Ryan Bakken: Norwegians made Northwood not New Orleans

GRAND FORKS - Northwood, N.D., has the highest percentage of Norwegian American ancestry of any community in the United States.

That high ratio of Norwegians explains the town’s rapid and complete recovery from its 2007 tornado.

So says Curt Stofferahn, a UND sociology professor who led a study and penned an article about the recovery that will be published in the Journal of the Community Development Society in the spring.

OK, so the Journal of the Community Development Society isn’t quite Time or Newsweek.

And, OK, giving all of the recovery credit to the lefse-munchers may be an oversimplification of Northwood’s success story. (Full disclosure: I’m Norwegian.)

However, a study of newspaper articles and government reports and interviews with 16 Northwood residents by Stofferahn and 10 of his students back the conclusion.

The locals “defined themselves as self-reliant, independent, hardy, tough Norwegians with a strong work ethic who wouldn’t give up to adversity,” Stofferahn said. “It’s built into their culture.

“Like the city’s slogan said: ‘It takes more than an F-4 (tornado) to keep us down.’ ”

Being Norwegian wasn’t the sole reason for the success, however.

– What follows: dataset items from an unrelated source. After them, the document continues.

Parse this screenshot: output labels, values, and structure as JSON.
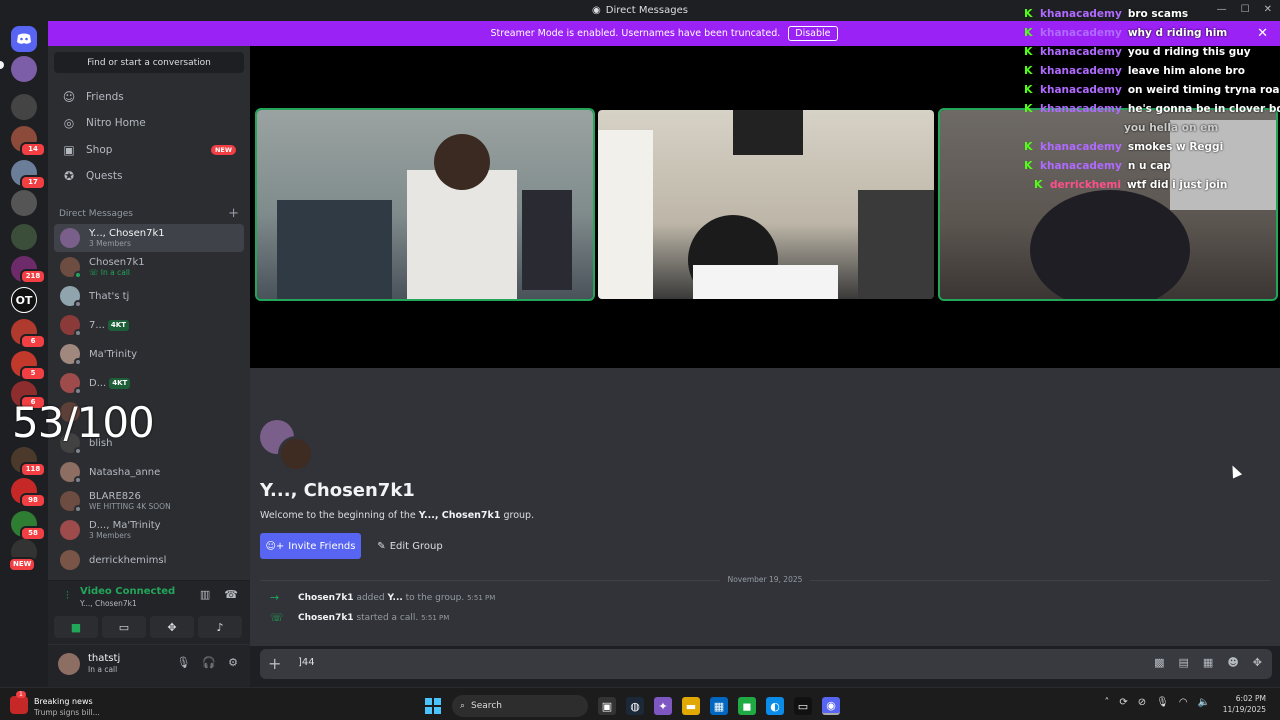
{
  "window": {
    "title": "Direct Messages"
  },
  "banner": {
    "text": "Streamer Mode is enabled. Usernames have been truncated.",
    "disable_label": "Disable"
  },
  "rail": {
    "badges": [
      "14",
      "17",
      "218",
      "6",
      "5",
      "6",
      "118",
      "98",
      "58",
      "NEW"
    ]
  },
  "sidebar": {
    "search_placeholder": "Find or start a conversation",
    "nav": [
      {
        "label": "Friends",
        "icon": "friends-icon"
      },
      {
        "label": "Nitro Home",
        "icon": "nitro-icon"
      },
      {
        "label": "Shop",
        "icon": "shop-icon",
        "badge": "NEW"
      },
      {
        "label": "Quests",
        "icon": "quests-icon"
      }
    ],
    "dm_header": "Direct Messages",
    "dms": [
      {
        "name": "Y..., Chosen7k1",
        "sub": "3 Members"
      },
      {
        "name": "Chosen7k1",
        "sub": "In a call"
      },
      {
        "name": "That's tj",
        "sub": ""
      },
      {
        "name": "7...",
        "sub": "",
        "tag": "4KT"
      },
      {
        "name": "Ma'Trinity",
        "sub": ""
      },
      {
        "name": "D...",
        "sub": "",
        "tag": "4KT"
      },
      {
        "name": "",
        "sub": ""
      },
      {
        "name": "blish",
        "sub": ""
      },
      {
        "name": "Natasha_anne",
        "sub": ""
      },
      {
        "name": "BLARE826",
        "sub": "WE HITTING 4K SOON"
      },
      {
        "name": "D..., Ma'Trinity",
        "sub": "3 Members"
      },
      {
        "name": "derrickhemimsl",
        "sub": ""
      }
    ]
  },
  "voice": {
    "status": "Video Connected",
    "channel": "Y..., Chosen7k1"
  },
  "user": {
    "name": "thatstj",
    "status": "In a call"
  },
  "group": {
    "title": "Y..., Chosen7k1",
    "welcome_prefix": "Welcome to the beginning of the ",
    "welcome_name": "Y..., Chosen7k1",
    "welcome_suffix": " group.",
    "invite_label": "Invite Friends",
    "edit_label": "Edit Group"
  },
  "messages": {
    "date": "November 19, 2025",
    "items": [
      {
        "actor": "Chosen7k1",
        "text_a": " added ",
        "target": "Y...",
        "text_b": " to the group.",
        "time": "5:51 PM"
      },
      {
        "actor": "Chosen7k1",
        "text_a": " started a call.",
        "target": "",
        "text_b": "",
        "time": "5:51 PM"
      }
    ]
  },
  "composer": {
    "value": "]44"
  },
  "overlay": {
    "counter": "53/100",
    "chat": [
      {
        "user": "khanacademy",
        "msg": "bro scams"
      },
      {
        "user": "khanacademy",
        "msg": "why d riding him"
      },
      {
        "user": "khanacademy",
        "msg": "you d riding this guy"
      },
      {
        "user": "khanacademy",
        "msg": "leave him alone bro"
      },
      {
        "user": "khanacademy",
        "msg": "on weird timing tryna roast p"
      },
      {
        "user": "khanacademy",
        "msg": "he's gonna be in clover boy h"
      },
      {
        "user": "",
        "msg": "you hella on em"
      },
      {
        "user": "khanacademy",
        "msg": "smokes w Reggi"
      },
      {
        "user": "khanacademy",
        "msg": "n u cap"
      },
      {
        "user": "derrickhemi",
        "msg": "wtf did i just join"
      }
    ]
  },
  "taskbar": {
    "news_title": "Breaking news",
    "news_sub": "Trump signs bill...",
    "news_badge": "1",
    "search_label": "Search",
    "time": "6:02 PM",
    "date": "11/19/2025"
  }
}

Being similar was, too.

“With so many having farm backgrounds, they had more self-reliant skills,” Stofferahn said. “And the people were so intertwined socially in clubs, organizations, school, churches and families that they got along with each other and trusted each other.

“There was very little controversy and conflict because of the high degree of trust from those relationships. This is a town where residents don’t lock their doors or their cars.”

No Katrina

This is in sharp contrast to Hurricane Katrina, which hit New Orleans in 2005. In addition to having Michael “You’re Doing a Heckuva Job Brownie” Brown as the FEMA director, instead of James Lee Witt, New Orleans’ diversity played a role in the havoc.

“If you live in a very diverse community, it’s more difficult because people don’t trust each other as much,” Stofferahn said. “In small towns, people can have arguments that don’t turn into conflicts because of the trust.”

Northwood also is in contrast to Grand Forks after the 1997 flood, although it didn’t come close to New Orleans’ proportions. Anger was in full display at a citywide meeting at the Chester Fritz Auditorium soon after the flood.

“Grand Forks is not small enough to know people as well as Northwood could,” Stofferahn said. “But after the initial anger and grief, Grand Forks settled into a pattern.”

Marcy Douglas, the Northwood city administrator in 2007 and the disaster recovery point person, reviewed the paper and said it’s an accurate take.

“It’s highly complimentary of us,” she said. “But that’s how the people are here. They take care of each other, neighbor-to-neighbor. They got together and got things done.”

Even without Douglas’ stamp of approval and the UND professor’s academic finding, we already knew this about the likes of Northwood, Lake Wobegon and other small outposts, right?

“Yes, it’s a painful elaboration of the obvious,” Stofferahn said with a laugh.

Obvious? Yes. Painful? No. We need to be reminded occasionally about how lucky we are, even if it takes an F-4 to deliver the news.